18 August 2009

Discipline & Legislate

So, I’ve got this article to write by mid-September for Lignes. They’re doing a second special issue on “crisis” or “The Crisis” – how ever the contributing authors wish to approach that. Lignes attracts a left/extreme left, sometimes anarchist audience. Some of its regular authors are Jean-Luc Nancy, Alain Badiou, Martin Crowley, Daniel Bensaïd, etc. It’s the brainchild of Michel Surya, founding editor. Their publishing house too Hélène and my book on USA PATRIOT Act, when no one in the U.S. would touch it.

Anyway, in asking me for a contribution, Surya suggested that I might write about the current crisis of capitalism – a.k.a. “the recession” – from the U.S. perspective. My challenge is that far too few potential readers outside the U.S. realize the profound truth in Obama’s “misstep” statement picked up during the campaign and used against him – as the far right will do at any moment, in any circumstance – when he described the boneheaded conservatives in this country as people who in crisis “cling to their guns and religion.”

When I began thinking about this Wednesday’s entry, I never would have guessed the extent to which the Obama Administration, in just one weekend, could bungle their chances of instituting the now infamous “public option.” But then, I should have remembered Barack Obama’s idealism, his pipe-dream of bipartisanship.

And Barack should have remembered that truth about undereducated bumpkins, their guns and their religion that he uttered in San Francisco.
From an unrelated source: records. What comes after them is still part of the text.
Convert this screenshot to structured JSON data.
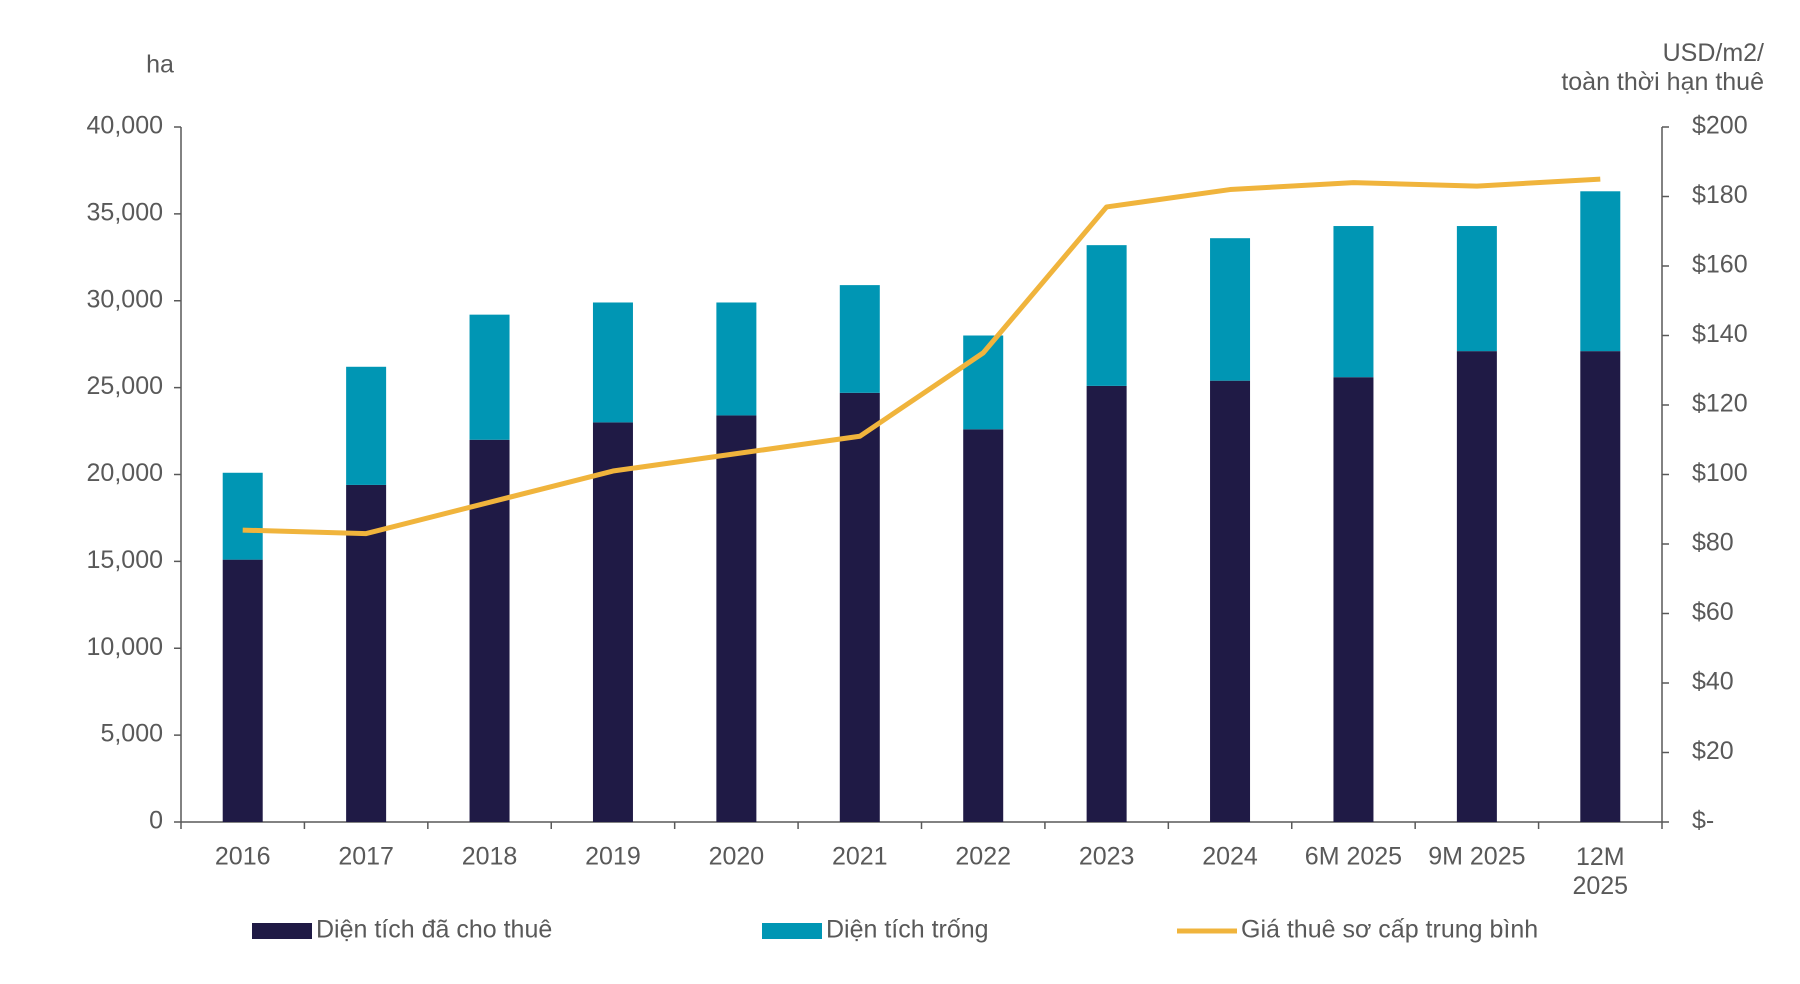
{
  "chart_data": {
    "type": "bar",
    "stacked": true,
    "y_label": "ha",
    "y2_label": "USD/m2/\ntoàn thời hạn thuê",
    "categories": [
      "2016",
      "2017",
      "2018",
      "2019",
      "2020",
      "2021",
      "2022",
      "2023",
      "2024",
      "6M 2025",
      "9M 2025",
      "12M\n2025"
    ],
    "series": [
      {
        "name": "Diện tích đã cho thuê",
        "type": "bar",
        "color": "#1f1a45",
        "values": [
          15100,
          19400,
          22000,
          23000,
          23400,
          24700,
          22600,
          25100,
          25400,
          25600,
          27100,
          27100
        ]
      },
      {
        "name": "Diện tích trống",
        "type": "bar",
        "color": "#0096b4",
        "values": [
          5000,
          6800,
          7200,
          6900,
          6500,
          6200,
          5400,
          8100,
          8200,
          8700,
          7200,
          9200
        ]
      },
      {
        "name": "Giá thuê sơ cấp trung bình",
        "type": "line",
        "axis": "y2",
        "color": "#f0b43c",
        "values": [
          84,
          83,
          92,
          101,
          106,
          111,
          135,
          177,
          182,
          184,
          183,
          185
        ]
      }
    ],
    "ylim": [
      0,
      40000
    ],
    "yticks": [
      0,
      {
        "value": 5000,
        "label": "5,000"
      },
      {
        "value": 10000,
        "label": "10,000"
      },
      {
        "value": 15000,
        "label": "15,000"
      },
      {
        "value": 20000,
        "label": "20,000"
      },
      {
        "value": 25000,
        "label": "25,000"
      },
      {
        "value": 30000,
        "label": "30,000"
      },
      {
        "value": 35000,
        "label": "35,000"
      },
      {
        "value": 40000,
        "label": "40,000"
      }
    ],
    "y2lim": [
      0,
      200
    ],
    "y2ticks": [
      {
        "value": 0,
        "label": "$-"
      },
      {
        "value": 20,
        "label": "$20"
      },
      {
        "value": 40,
        "label": "$40"
      },
      {
        "value": 60,
        "label": "$60"
      },
      {
        "value": 80,
        "label": "$80"
      },
      {
        "value": 100,
        "label": "$100"
      },
      {
        "value": 120,
        "label": "$120"
      },
      {
        "value": 140,
        "label": "$140"
      },
      {
        "value": 160,
        "label": "$160"
      },
      {
        "value": 180,
        "label": "$180"
      },
      {
        "value": 200,
        "label": "$200"
      }
    ],
    "grid": false,
    "legend": "bottom"
  }
}
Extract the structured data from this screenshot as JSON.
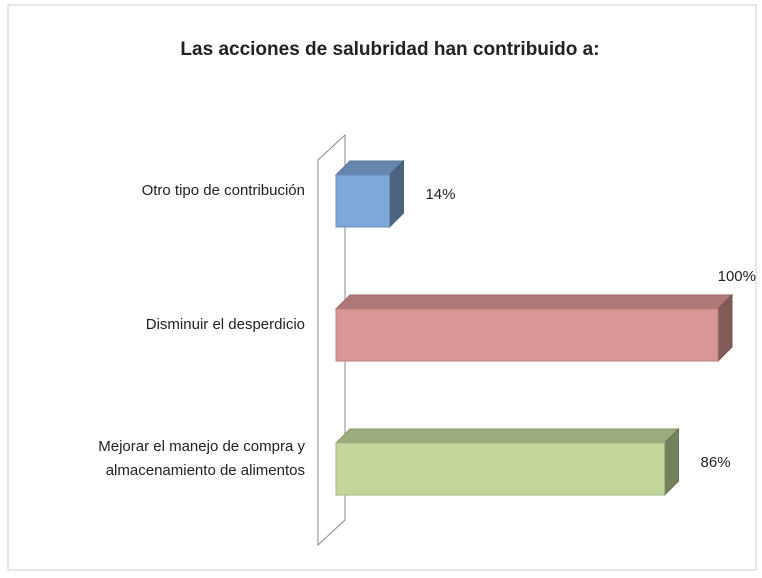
{
  "chart_data": {
    "type": "bar3d-horizontal",
    "title": "Las acciones de salubridad han contribuido a:",
    "categories": [
      "Otro tipo de contribución",
      "Disminuir el desperdicio",
      "Mejorar el manejo de compra y almacenamiento de alimentos"
    ],
    "values": [
      14,
      100,
      86
    ],
    "value_labels": [
      "14%",
      "100%",
      "86%"
    ],
    "colors": [
      "#7fa7d9",
      "#d99694",
      "#c3d69b"
    ],
    "xlim": [
      0,
      100
    ]
  }
}
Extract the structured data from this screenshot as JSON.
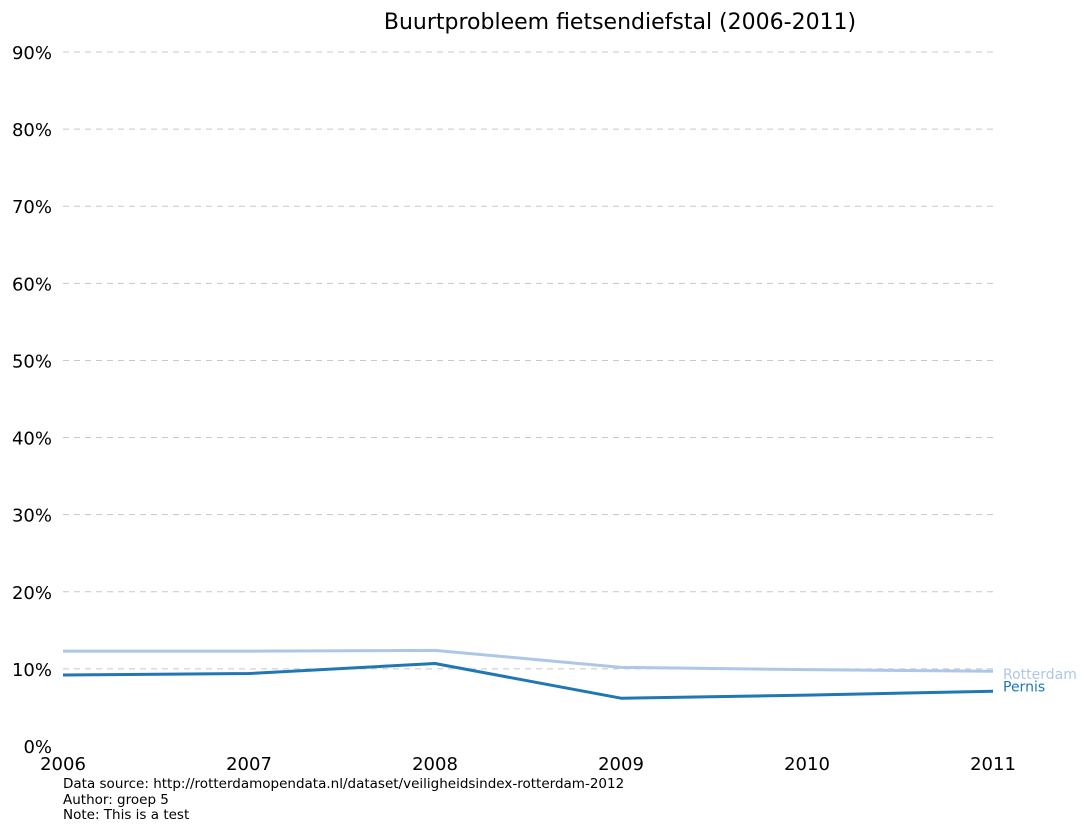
{
  "chart_data": {
    "type": "line",
    "title": "Buurtprobleem fietsendiefstal (2006-2011)",
    "xlabel": "",
    "ylabel": "",
    "x": [
      2006,
      2007,
      2008,
      2009,
      2010,
      2011
    ],
    "xlim": [
      2006,
      2011
    ],
    "ylim": [
      0,
      90
    ],
    "yticks": [
      0,
      10,
      20,
      30,
      40,
      50,
      60,
      70,
      80,
      90
    ],
    "ytick_labels": [
      "0%",
      "10%",
      "20%",
      "30%",
      "40%",
      "50%",
      "60%",
      "70%",
      "80%",
      "90%"
    ],
    "xtick_labels": [
      "2006",
      "2007",
      "2008",
      "2009",
      "2010",
      "2011"
    ],
    "grid": "horizontal-dashed",
    "legend": "inline-right",
    "series": [
      {
        "name": "Rotterdam",
        "color": "#aec7e8",
        "values": [
          12.3,
          12.3,
          12.4,
          10.2,
          9.9,
          9.7
        ]
      },
      {
        "name": "Pernis",
        "color": "#1f77b4",
        "values": [
          9.2,
          9.4,
          10.7,
          6.2,
          6.6,
          7.1
        ]
      }
    ]
  },
  "footer": {
    "source": "Data source: http://rotterdamopendata.nl/dataset/veiligheidsindex-rotterdam-2012",
    "author": "Author: groep 5",
    "note": "Note: This is a test"
  }
}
If he had, he would have realized that to waver one iota at the present conjuncture could create the Waterloo of his presidency. What’s needed right now is absolute focus, a take-no-prisoners determination, and the demand of unequivocal party loyalty from Democrats in Congress. Without these three things, the will of the U.S. people will not be heeded.

Everybody talks about how complicated the O’Administration’s health care reform is. What’s the “public option”? –Simple. 85% of us are insured for health care either through our employer (principally, that is; with us paying a percentage, whether we know it or not, in a payroll deduction) or we buy it ourselves. The “public option” would be a cut-rate, federally-run insurance program – very much like Medicare and Medicaid – for the uninsured, for that remaining 15%. And, as a bonus, its lower rates might actually cause the rates for the other 85% of us to level off or even diminish! Oh, did I mention that we 85% are insured by rapacious private insurance companies who richly pay off Republican and Democratic Congresspeople to keep the status quo?…
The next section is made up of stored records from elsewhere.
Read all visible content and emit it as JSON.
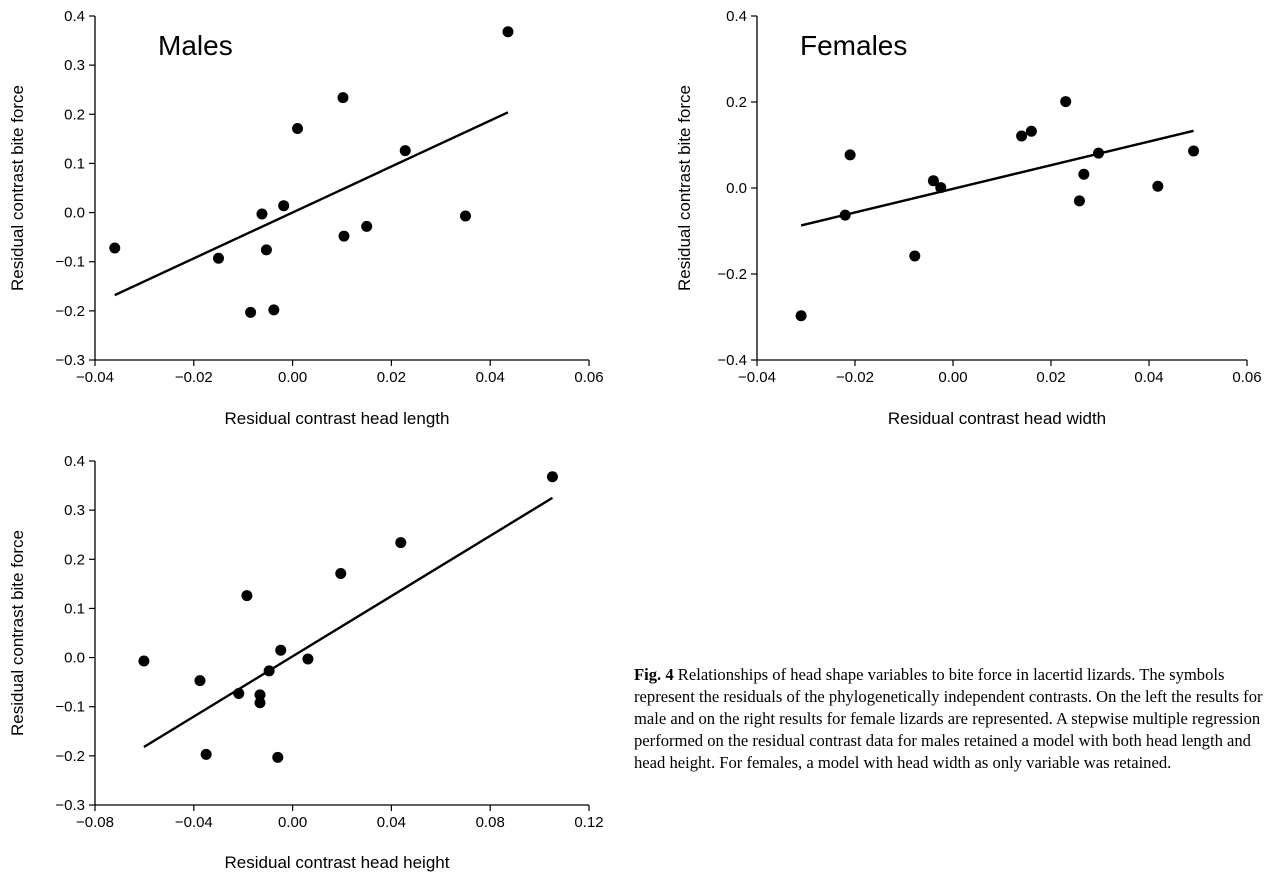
{
  "chart_data": [
    {
      "type": "scatter",
      "title": "Males",
      "xlabel": "Residual contrast head length",
      "ylabel": "Residual contrast bite force",
      "xlim": [
        -0.04,
        0.06
      ],
      "ylim": [
        -0.3,
        0.4
      ],
      "xticks": [
        "−0.04",
        "−0.02",
        "0.00",
        "0.02",
        "0.04",
        "0.06"
      ],
      "yticks": [
        "0.4",
        "0.3",
        "0.2",
        "0.1",
        "0.0",
        "−0.1",
        "−0.2",
        "−0.3"
      ],
      "points": [
        {
          "x": -0.036,
          "y": -0.072
        },
        {
          "x": -0.015,
          "y": -0.093
        },
        {
          "x": -0.0085,
          "y": -0.203
        },
        {
          "x": -0.0062,
          "y": -0.003
        },
        {
          "x": -0.0053,
          "y": -0.076
        },
        {
          "x": -0.0038,
          "y": -0.198
        },
        {
          "x": -0.0018,
          "y": 0.014
        },
        {
          "x": 0.001,
          "y": 0.171
        },
        {
          "x": 0.0102,
          "y": 0.234
        },
        {
          "x": 0.0104,
          "y": -0.048
        },
        {
          "x": 0.015,
          "y": -0.028
        },
        {
          "x": 0.0228,
          "y": 0.126
        },
        {
          "x": 0.035,
          "y": -0.007
        },
        {
          "x": 0.0436,
          "y": 0.368
        }
      ],
      "fit_line": [
        {
          "x": -0.036,
          "y": -0.168
        },
        {
          "x": 0.0436,
          "y": 0.204
        }
      ]
    },
    {
      "type": "scatter",
      "title": "Females",
      "xlabel": "Residual contrast head width",
      "ylabel": "Residual contrast bite force",
      "xlim": [
        -0.04,
        0.06
      ],
      "ylim": [
        -0.4,
        0.4
      ],
      "xticks": [
        "−0.04",
        "−0.02",
        "0.00",
        "0.02",
        "0.04",
        "0.06"
      ],
      "yticks": [
        "0.4",
        "0.2",
        "0.0",
        "−0.2",
        "−0.4"
      ],
      "points": [
        {
          "x": -0.031,
          "y": -0.297
        },
        {
          "x": -0.022,
          "y": -0.063
        },
        {
          "x": -0.021,
          "y": 0.077
        },
        {
          "x": -0.0078,
          "y": -0.158
        },
        {
          "x": -0.004,
          "y": 0.017
        },
        {
          "x": -0.0025,
          "y": 0.001
        },
        {
          "x": 0.014,
          "y": 0.121
        },
        {
          "x": 0.016,
          "y": 0.132
        },
        {
          "x": 0.023,
          "y": 0.201
        },
        {
          "x": 0.0258,
          "y": -0.03
        },
        {
          "x": 0.0267,
          "y": 0.032
        },
        {
          "x": 0.0297,
          "y": 0.081
        },
        {
          "x": 0.0418,
          "y": 0.004
        },
        {
          "x": 0.0491,
          "y": 0.086
        }
      ],
      "fit_line": [
        {
          "x": -0.031,
          "y": -0.087
        },
        {
          "x": 0.0491,
          "y": 0.133
        }
      ]
    },
    {
      "type": "scatter",
      "title": "",
      "xlabel": "Residual contrast head height",
      "ylabel": "Residual contrast bite force",
      "xlim": [
        -0.08,
        0.12
      ],
      "ylim": [
        -0.3,
        0.4
      ],
      "xticks": [
        "−0.08",
        "−0.04",
        "0.00",
        "0.04",
        "0.08",
        "0.12"
      ],
      "yticks": [
        "0.4",
        "0.3",
        "0.2",
        "0.1",
        "0.0",
        "−0.1",
        "−0.2",
        "−0.3"
      ],
      "points": [
        {
          "x": -0.0602,
          "y": -0.007
        },
        {
          "x": -0.0375,
          "y": -0.047
        },
        {
          "x": -0.035,
          "y": -0.197
        },
        {
          "x": -0.0218,
          "y": -0.073
        },
        {
          "x": -0.0185,
          "y": 0.126
        },
        {
          "x": -0.0132,
          "y": -0.076
        },
        {
          "x": -0.0132,
          "y": -0.092
        },
        {
          "x": -0.0095,
          "y": -0.027
        },
        {
          "x": -0.006,
          "y": -0.203
        },
        {
          "x": -0.0048,
          "y": 0.015
        },
        {
          "x": 0.0062,
          "y": -0.003
        },
        {
          "x": 0.0195,
          "y": 0.171
        },
        {
          "x": 0.0438,
          "y": 0.234
        },
        {
          "x": 0.1052,
          "y": 0.368
        }
      ],
      "fit_line": [
        {
          "x": -0.0602,
          "y": -0.182
        },
        {
          "x": 0.1052,
          "y": 0.325
        }
      ]
    }
  ],
  "caption": {
    "label": "Fig. 4",
    "text": "Relationships of head shape variables to bite force in lacertid lizards. The symbols represent the residuals of the phylogenetically independent contrasts. On the left the results for male and on the right results for female lizards are represented. A stepwise multiple regression performed on the residual contrast data for males retained a model with both head length and head height. For females, a model with head width as only variable was retained."
  }
}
Some 65% of the U.S. population wants what I just described (I just saw a survey that says 83% are for it; but let's be "conservative"). That’s actually pretty amazing, considering the profoundly conservative bent of this nation. Yet this proposal appears menaced and, with it, any meaningful health care reform for the foreseeable future. Why? Because the will of 65% of the at-large population isn’t getting translated into 65% of the action of the voting legislators in Washington. And Obama and Sebelius wavering over the weekend, saying that the public option really ain’t that important doesn’t help at all. (Notice the understatement.)

The Democrats call themselves a “party,” but they seem to me to be utterly incapable of the discipline that normally characterizes a party. Nothing initiated from a Democratic majority can be achieved with any support from the Republican Party as it exists today – in all its desperation. Democrats should have learned a long time ago that the only response to desperate hysteria fed by corporate payoffs is to run rough-shod over them. Bernie Sanders, for one, knows this. Few others do.

The only way to mirror the will of the population that favors the “public option” is for Obama, first and foremost, and the rest of the party leadership to demand party unanimity or expulsion. Obama owns this party now. He’s got to direct it. A little Robespierre and less Jimmy Carter! Wouldn’t be bad to throw in a bit of Machiavelli too.

1 comment:

  1. I agree that the White House needs to play hard ball at this point if it we're to pass meaningful health-care reform. My hunch is that they've known this all along, as no one in BHO's inner circle can be accused of political naivety. But you have to remember that appearances matter. The longer the public sees the president as working for a bipartisan solution, the better. I.e., it’s important for the GOP, as continues to harden and shrink, to be seen as the party petulantly abandoning the negotiations, rather than the party being steamrolled by a Democratic majority. As for the Blue Dogs, my sense is that they’ll fall in line once the August recess is in the rearview mirror.